Building a new DB, current time: 08/31/2023 14:37:05
New DB name:   1M/0/blast_8717/current_db
New DB title:  current_db
Sequence type: Nucleotide
Deleted existing Nucleotide BLAST database named 1M/0/blast_8717/current_db
Keep MBits: T
Maximum file size: 3000000000B
Adding sequences from FASTA; added 5 sequences in 0.00215101 seconds.

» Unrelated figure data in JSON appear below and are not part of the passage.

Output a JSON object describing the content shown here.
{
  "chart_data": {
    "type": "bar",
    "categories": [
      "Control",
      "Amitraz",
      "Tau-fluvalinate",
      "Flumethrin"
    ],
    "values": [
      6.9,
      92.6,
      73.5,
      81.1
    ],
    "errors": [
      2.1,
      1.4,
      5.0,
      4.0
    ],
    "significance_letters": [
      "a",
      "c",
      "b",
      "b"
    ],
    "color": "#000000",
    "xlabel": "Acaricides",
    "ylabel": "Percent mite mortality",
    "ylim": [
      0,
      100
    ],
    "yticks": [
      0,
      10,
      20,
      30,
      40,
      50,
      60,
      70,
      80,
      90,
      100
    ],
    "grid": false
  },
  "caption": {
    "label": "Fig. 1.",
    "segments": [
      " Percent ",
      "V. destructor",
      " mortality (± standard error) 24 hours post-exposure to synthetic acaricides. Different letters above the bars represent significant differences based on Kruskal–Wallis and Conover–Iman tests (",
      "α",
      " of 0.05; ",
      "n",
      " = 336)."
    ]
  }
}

Building a new DB, current time: 08/31/2023 14:37:06
New DB name:   1M/0/blast_7/current_db
New DB title:  current_db
Sequence type: Nucleotide
Keep MBits: T
Maximum file size: 3000000000B
Adding sequences from FASTA; added 3 sequences in 0.00331497 seconds.

8   0
9   2
10  34

Building a new DB, current time: 08/31/2023 14:40:08
New DB name:   1M/0/blast_10/current_db
New DB title:  current_db
Sequence type: Nucleotide
Keep MBits: T
Maximum file size: 3000000000B
Adding sequences from FASTA; added 16 sequences in 0.00232792 seconds.

8718    0
8719    6

Building a new DB, current time: 08/31/2023 14:40:11
New DB name:   1M/0/blast_8719/current_db
New DB title:  current_db
Sequence type: Nucleotide
Keep MBits: T
Maximum file size: 3000000000B
Adding sequences from FASTA; added 2 sequences in 0.00334597 seconds.

Every time the program completes the "adding sequences" operation for the number of thread times, it will always sleep for almost exactly 3min for an unknown reason. It just looks like there is a sleep(180) in the code.